One more way to ingest data in CluedIn

CluedIn Contrib Submitter is a non-official implementation of a clue submitter for CluedIn.

It has pros and cons compared to the standard CluedIn data ingestion methods. A more detailed comparison will be discussed after describing how this Submitter works.

How it works

In short, the Submitter is a pod (deployment) running in the same AKS cluster with CluedIn and having access to CluedIn's message queue.

A user or an automated process sends a POST request to the Submitter. The request must have:

minimal required information about mapping
API token
data

The Submitter parses the mapping information and generates clues from the request's data. The generated clues are submitted directly to the message queue.

Request

A typical request may look like:

curl --location 'https://app.mycluedindomain.com/submitter/data?entity_type=%2FPerson&origin_code=Salesforce%3Aid&vocab_prefix=organization.sample&name=name&codes=Dynamics%3Aid%2CSharepoint%3Aname&incoming_edges=%2FManager%7C%2FEmployee%23Sharepoint%3AManagerId%2C%2FCustomer%7C%2FContact%23CRM%3Aid&outgoing_edges=%2FWorks%7C%2FOrganization%23Salesforce%3Aorg_id%2C%2FManages%7C%2FEmployee%23Sharepoint%3Aemployee_id' \
--header 'Authorization: Bearer {JWT}' \
--header 'Content-Type: application/json' \
--data '[
    {
        "id": 1,
        "name": "John Doe",
        "city": "London"
    },
    {
        "id": 2,
        "name": "Mary Jane",
        "city": "Paris"
    }
]'

Or, if you use a UI tool like Postman, it can be even more user-friendly:

The query string parameters define the mapping configuration the Submitter will apply to the request's data.

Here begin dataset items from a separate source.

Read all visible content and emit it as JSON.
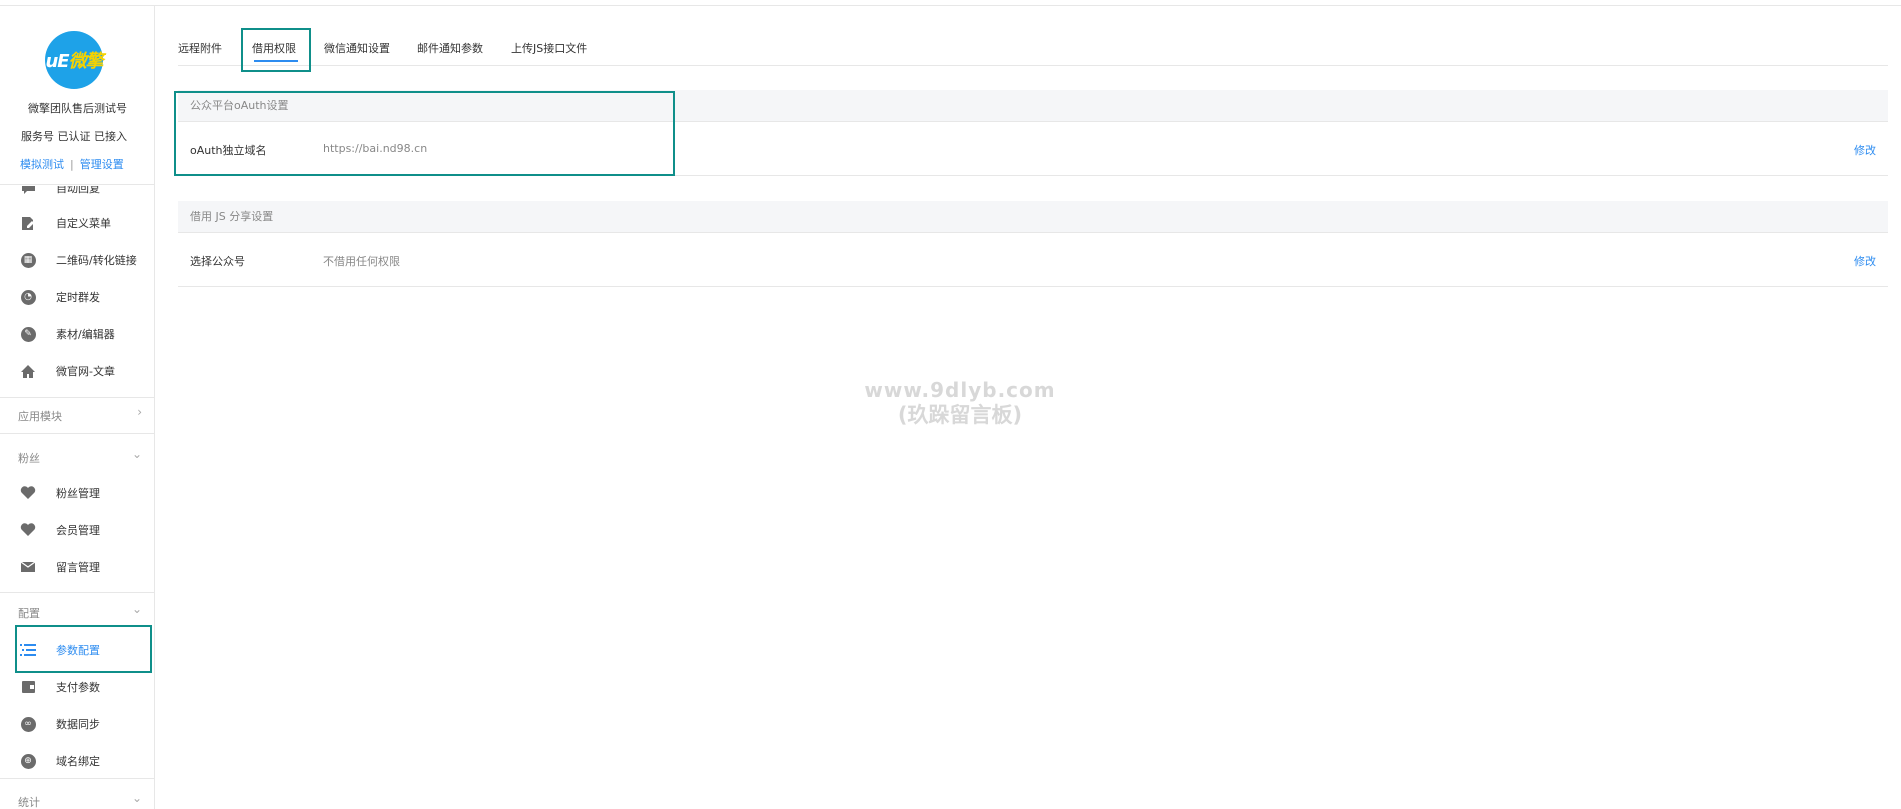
{
  "account": {
    "logo_text_a": "uE",
    "logo_text_b": "微擎",
    "name": "微擎团队售后测试号",
    "type_status": "服务号 已认证 已接入",
    "link_simulate": "模拟测试",
    "link_separator": "|",
    "link_manage": "管理设置"
  },
  "sidebar": {
    "items_top": [
      {
        "label": "自动回复",
        "icon": "chat-bubble-icon"
      },
      {
        "label": "自定义菜单",
        "icon": "document-edit-icon"
      },
      {
        "label": "二维码/转化链接",
        "icon": "qrcode-circle-icon"
      },
      {
        "label": "定时群发",
        "icon": "clock-user-icon"
      },
      {
        "label": "素材/编辑器",
        "icon": "pencil-circle-icon"
      },
      {
        "label": "微官网-文章",
        "icon": "home-icon"
      }
    ],
    "group_apps": {
      "label": "应用模块",
      "chevron": "›"
    },
    "group_fans": {
      "label": "粉丝",
      "chevron": "⌄"
    },
    "items_fans": [
      {
        "label": "粉丝管理",
        "icon": "heart-check-icon"
      },
      {
        "label": "会员管理",
        "icon": "heart-icon"
      },
      {
        "label": "留言管理",
        "icon": "envelope-icon"
      }
    ],
    "group_config": {
      "label": "配置",
      "chevron": "⌄"
    },
    "items_config": [
      {
        "label": "参数配置",
        "icon": "list-lines-icon",
        "active": true
      },
      {
        "label": "支付参数",
        "icon": "wallet-icon"
      },
      {
        "label": "数据同步",
        "icon": "link-circle-icon"
      },
      {
        "label": "域名绑定",
        "icon": "globe-circle-icon"
      }
    ],
    "group_stats": {
      "label": "统计",
      "chevron": "⌄"
    }
  },
  "tabs": [
    {
      "label": "远程附件"
    },
    {
      "label": "借用权限",
      "active": true
    },
    {
      "label": "微信通知设置"
    },
    {
      "label": "邮件通知参数"
    },
    {
      "label": "上传JS接口文件"
    }
  ],
  "oauth_panel": {
    "title": "公众平台oAuth设置",
    "row_label": "oAuth独立域名",
    "row_value": "https://bai.nd98.cn",
    "action": "修改"
  },
  "js_panel": {
    "title": "借用 JS 分享设置",
    "row_label": "选择公众号",
    "row_value": "不借用任何权限",
    "action": "修改"
  },
  "watermark": {
    "line1": "www.9dlyb.com",
    "line2": "(玖跺留言板)"
  },
  "colors": {
    "accent": "#2d8cf0",
    "highlight_box": "#0f8f8a",
    "logo_bg": "#1ea2e8"
  }
}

Here's the full list of currently supported parameters:

`entity_type`

Mandatory parameter because you can't create an Entity without specifying its Entity Type. Example: &entity_type=/Person

`origin_code`

The Origin Entity Code parameter is also mandatory because each entity must have one Origin Entity Code. The Origin Entity Code also depends on the Entity Type parameter, but because both parameters are mandatory, it only matters for the error messages - the Submitter can't parse the Entity Code without knowing what its Entity Type is.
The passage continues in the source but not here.